Once we have all the pieces, to determine the actual sequence, a second technique needs to be used. Though invented in 1950, Edman degradation appears not to have been a particularly widespread protocol, or at least it wasn’t in the National Biomedical Research Foundation from which the above paper emerged. This means of degradation tags the N-terminal amino acid and cleaves it from the rest of the protein. This can then be identified and the protocol repeated. Whilst this would otherwise be ideal, it suffers from a few issues in that it takes about an hour per cycle, only works reliably on sequences of about 30 amino acids and doesn’t work at all for proteins which have their n-terminus bonded or buried.

Instead, the refined protein is cleaved into a number of fragments at known points using a single enzyme. For example, Trypsin will cleave on the carboxyl side of arginine and lysine residues. A second copy of the protein is then cleaved using a different enzyme at a different point. These individual fragments are then sorted as above and their individual (non-sequential) components determined.

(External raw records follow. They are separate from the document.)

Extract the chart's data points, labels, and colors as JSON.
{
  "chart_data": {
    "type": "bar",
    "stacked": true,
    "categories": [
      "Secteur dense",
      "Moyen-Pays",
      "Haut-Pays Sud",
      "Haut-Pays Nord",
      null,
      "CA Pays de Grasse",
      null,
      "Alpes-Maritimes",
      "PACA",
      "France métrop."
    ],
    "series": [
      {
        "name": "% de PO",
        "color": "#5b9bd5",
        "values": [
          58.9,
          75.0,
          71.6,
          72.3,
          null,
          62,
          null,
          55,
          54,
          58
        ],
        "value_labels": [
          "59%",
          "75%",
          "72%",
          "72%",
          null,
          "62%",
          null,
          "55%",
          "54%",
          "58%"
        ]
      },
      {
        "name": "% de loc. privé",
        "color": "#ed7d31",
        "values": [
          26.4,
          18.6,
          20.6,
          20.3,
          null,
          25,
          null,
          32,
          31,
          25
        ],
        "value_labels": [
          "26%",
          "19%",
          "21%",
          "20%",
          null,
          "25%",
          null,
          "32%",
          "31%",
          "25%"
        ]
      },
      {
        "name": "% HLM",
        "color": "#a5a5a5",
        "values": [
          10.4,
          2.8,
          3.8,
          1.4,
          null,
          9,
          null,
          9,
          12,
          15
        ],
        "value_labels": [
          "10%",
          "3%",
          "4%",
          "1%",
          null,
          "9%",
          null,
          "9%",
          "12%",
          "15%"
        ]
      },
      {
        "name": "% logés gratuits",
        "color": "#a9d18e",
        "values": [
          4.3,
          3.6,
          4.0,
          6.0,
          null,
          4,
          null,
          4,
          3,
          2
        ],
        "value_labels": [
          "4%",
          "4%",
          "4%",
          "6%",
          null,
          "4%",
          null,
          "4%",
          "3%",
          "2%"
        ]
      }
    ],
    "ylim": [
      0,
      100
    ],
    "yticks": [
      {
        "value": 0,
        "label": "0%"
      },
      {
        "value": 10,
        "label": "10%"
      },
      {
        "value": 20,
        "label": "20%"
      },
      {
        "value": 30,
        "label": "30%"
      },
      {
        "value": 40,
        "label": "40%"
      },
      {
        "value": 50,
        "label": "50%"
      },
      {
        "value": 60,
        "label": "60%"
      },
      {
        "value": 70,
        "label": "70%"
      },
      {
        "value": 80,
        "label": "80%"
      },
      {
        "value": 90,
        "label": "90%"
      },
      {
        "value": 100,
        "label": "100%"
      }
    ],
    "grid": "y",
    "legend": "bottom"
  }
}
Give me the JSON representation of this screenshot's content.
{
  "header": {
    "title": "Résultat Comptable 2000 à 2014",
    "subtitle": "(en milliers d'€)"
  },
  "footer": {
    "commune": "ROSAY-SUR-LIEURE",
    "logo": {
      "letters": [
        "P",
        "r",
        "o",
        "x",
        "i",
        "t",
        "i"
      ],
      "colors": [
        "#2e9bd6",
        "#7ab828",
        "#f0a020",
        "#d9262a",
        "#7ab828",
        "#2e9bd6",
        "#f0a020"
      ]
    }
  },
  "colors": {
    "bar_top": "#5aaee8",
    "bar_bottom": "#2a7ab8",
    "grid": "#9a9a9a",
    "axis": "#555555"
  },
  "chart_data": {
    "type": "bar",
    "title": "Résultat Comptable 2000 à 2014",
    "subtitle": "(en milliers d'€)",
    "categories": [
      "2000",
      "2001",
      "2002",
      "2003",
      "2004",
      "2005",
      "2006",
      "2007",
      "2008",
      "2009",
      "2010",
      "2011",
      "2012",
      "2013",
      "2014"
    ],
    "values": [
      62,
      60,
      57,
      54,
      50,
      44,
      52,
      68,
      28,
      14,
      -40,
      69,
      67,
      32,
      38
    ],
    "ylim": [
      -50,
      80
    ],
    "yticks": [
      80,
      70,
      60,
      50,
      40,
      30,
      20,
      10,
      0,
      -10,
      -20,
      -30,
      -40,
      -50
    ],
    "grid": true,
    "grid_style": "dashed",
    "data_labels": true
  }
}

For example, if we have a protein which has an initial sequence ABCDE
Which then gets cleaved by two different enzymes to give:
Enzyme 1 : (A, B, C) and (D, E)
Enzyme 2 : (A, B) and (C, D)

We can see that the (C, D) fragment produced by Enzyme 2 overlaps with the (A, B, C) and (D, E) fragments produced by Enzyme 1. However, as we don’t know the order in which the amino acid appear within in each fragment, thus there are a number of different sequences which can come to light:

Possibility 1 : A B C D E
Possibility 2 : B A C D E
Possibility 3 : E D C A B
Possibility 4 : E D C B A

At this point the paper comments that such a result highlights to the biochemist that the molecule requires further work for refinement. Sadly the above example whilst relatively simple doesn’t include the whole host of other issues which plague the biochemist in their search for an exact sequence.